I ought not, however, to conceal from you, that one of my colleagues is of a very different opinion from me in these matters. He thinks the French Minister one of the greatest enemies of our country, that he would have straitened our boundaries, to prevent the growth of our people; contracted our fishery, to obstruct the increase of our seamen; and retained the royalists among us, to keep us divided; that he privately opposes all our negotiations with foreign Courts, and afforded us, during the war, the assistance we received only to keep it alive, that we might be so much the more weakened by it; that to think of gratitude to France is the greatest of follies, and that to be influenced by it would ruin us. He makes no secret of his having these opinions, expresses them publicly, sometimes in presence of the English Ministers, and speaks of hundreds of instances which he could produce in proof of them. None, however, have yet appeared to me, unless the conversations and letter abovementioned are reckoned such.

If I were not convinced of the real inability of this Court to furnish the further supplies we asked, I should suspect these discourses of a person in his station might have influenced the refusal, but I think they have gone no further than to occasion a suspicion, that we have a considerable party of antigallicans in America, who are not tories, and consequently, to produce some doubts of the continuance of our friendship. As such doubts may hereafter have a bad effect, I think we cannot take too much care to remove them; and it is, therefore, I write this to put you on your guard, (believing it my duty, though I know that I hazard by it a mortal enmity) and to caution you respecting the insinuations of this gentleman against this Court, and the instances he supposes of their ill will to us, which I take to be as imaginary as I know his fancies to be, that Count de Vergennes and myself are continually plotting against him, and employing the newswriters of Europe to depreciate his character, &c. But as Shakspeare says, "Trifles light as air," &c. I am persuaded, however, that he means well for his country, is always an honest man, often a wise one, but sometimes, and in some things, absolutely out of his senses.

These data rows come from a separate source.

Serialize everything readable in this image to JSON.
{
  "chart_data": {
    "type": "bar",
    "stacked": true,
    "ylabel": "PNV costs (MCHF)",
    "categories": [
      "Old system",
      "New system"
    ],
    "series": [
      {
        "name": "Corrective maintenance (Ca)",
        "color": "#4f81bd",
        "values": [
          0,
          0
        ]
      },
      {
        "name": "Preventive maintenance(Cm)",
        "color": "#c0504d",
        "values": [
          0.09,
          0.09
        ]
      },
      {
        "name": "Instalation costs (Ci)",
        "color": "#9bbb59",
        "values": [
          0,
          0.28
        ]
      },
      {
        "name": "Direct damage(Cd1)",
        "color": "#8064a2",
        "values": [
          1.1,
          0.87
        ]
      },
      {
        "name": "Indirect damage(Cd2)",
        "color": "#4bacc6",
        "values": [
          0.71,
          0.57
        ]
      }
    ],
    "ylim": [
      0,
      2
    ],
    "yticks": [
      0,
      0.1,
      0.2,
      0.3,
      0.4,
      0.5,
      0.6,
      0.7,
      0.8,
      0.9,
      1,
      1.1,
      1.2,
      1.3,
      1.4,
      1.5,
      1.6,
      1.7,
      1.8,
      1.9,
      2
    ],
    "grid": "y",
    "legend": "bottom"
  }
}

When the commercial article, mentioned in yours of the 26th, was struck out of our proposed preliminaries by the British Ministry, the reason given was, that sundry acts of Parliament still in force were against it, and must be first repealed, which I believe was really their intention, and sundry bills were accordingly brought in for that purpose; but new Ministers with different principles succeeding, a commercial proclamation totally different from those bills has lately appeared. I send enclosed a copy of it. We shall try what can be done in the Definitive Treaty towards setting aside that proclamation, but if it should be persisted in, it will then be a matter worthy the attentive discussion of Congress, whether it will be most prudent to retort with a similar regulation in order to force its repeal, (which may possibly tend to bring on another quarrel) or to let it pass without notice, and leave it to its own inconvenience, or rather impracticability in the execution, and to the complaints of the West India planters, who must all pay much dearer for our produce under those restrictions.